What happens when an object in a persisted state performs:

emp.getAddress().setStreet(null);

OneToMany dependencies

In case when we want both classes to have a link to each other (eg. a child to a parent and a parent to a child), in one class we define @ManyToOne annotations and in the other we refer to this mapping through the "mappedBy" parameter).

@Entity
public class Parent {
// ...

    @OneToMany(mappedBy = "parent", fetch = FetchType.LAZY)
    private Set<Child> children = new HashSet<Child>();

// ...
}

@Entity
public class Child {
    // ...

    @ManyToOne(fetch = FetchType.LAZY)
    private Parent parent;

    // ...
}

FetchType determines whether in the case of downloading one of the tables we have to poll the database about the object connected to it, if we choose FetchType.EAGER if not and the query is to be performed only when we refer to a specific value, select FetchType.LAZY.

ManyToMany's dependencies

Goal: Let one object have a connection not to one and to many objects at once (in both directions - that is, the manager has many subordinates but subordinates may also have many managers).

Exercise 9

Add a list of employees to subordinates to each employee (it may be empty).

Add in Employee:

@ManyToMany(mappedBy = "subworkers", cascade = CascadeType.ALL)
private List<Employee> managers = new ArrayList<Employee>();

@ManyToMany(cascade = CascadeType.ALL)
private List<Employee>  subworkers = new ArrayList<>();

Note that the list is an object, so for it to be not null we need to initialize it. See in the database what dependencies were created (a new base should be created connecting the two tables - in our case connecting the employee with the employee).

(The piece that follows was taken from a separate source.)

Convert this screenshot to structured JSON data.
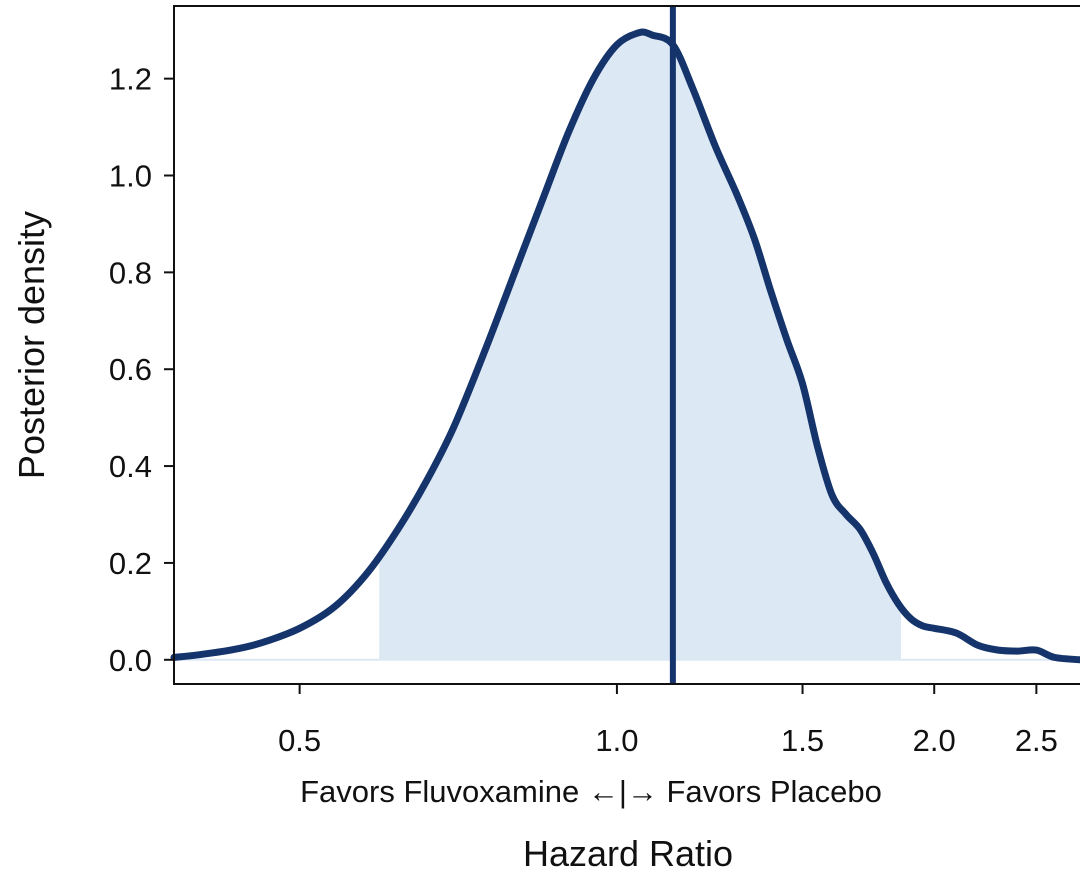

We can also define how the table connecting two tables should look using the @JoinTable annotation

@JoinTable(name="joinTwoTables",
            joinColumns={@JoinColumn(name="id")},
            inverseJoinColumns={@JoinColumn(name="id")})

PROJECT

Project in the field of JSON + XML + HIBERNATE

Create a program that will save and read a specific data model.

Each person has to think about what type of data he wants to store in the final application (information about people, movies, cars, footballers, computers, etc.). You should model this data by defining the tables, fields and the relationships between them.

The data must contain at least 5 tables, two OneToOne relationships and two OneToMany (or ManyToMany) relationships.

Exemplary data requests should be created for the data (preferably useful in the target project). Requests must be at least 5, each query should be a separate method in the code. One of the queries should be paginated.

Please use the date type field in the project - preferably ZonedDateTime or JodaTime (as this may cause a problem), if you do not use it the maximal number of points you would get from project is 85%.

The target design should read and write modeled data from and into XML and JSON type files (both types!) And write / read them from the database. It must also use a database not stored in memory, eg. PostgreQSL, MyQSL, ORACLE etc.

You do not need to create any menu for the project, execution can be done by defining the appropriate tests method (in test classes!) For scenarios: reading data from XML / JSON file and writing to the database, reading data from the database and writing to XML / JSON files. You must create the appropriate XML / JSON files for the above mentioned tests.

Attention! read and write should execute / fail in case of providing partial / incorrect data (some empty fields).

I suggest you add the code to your repository in branch master.

Deadline for completion: 13.XII.2018 after this date, the maximum number of points to be obtained for the project is 50%.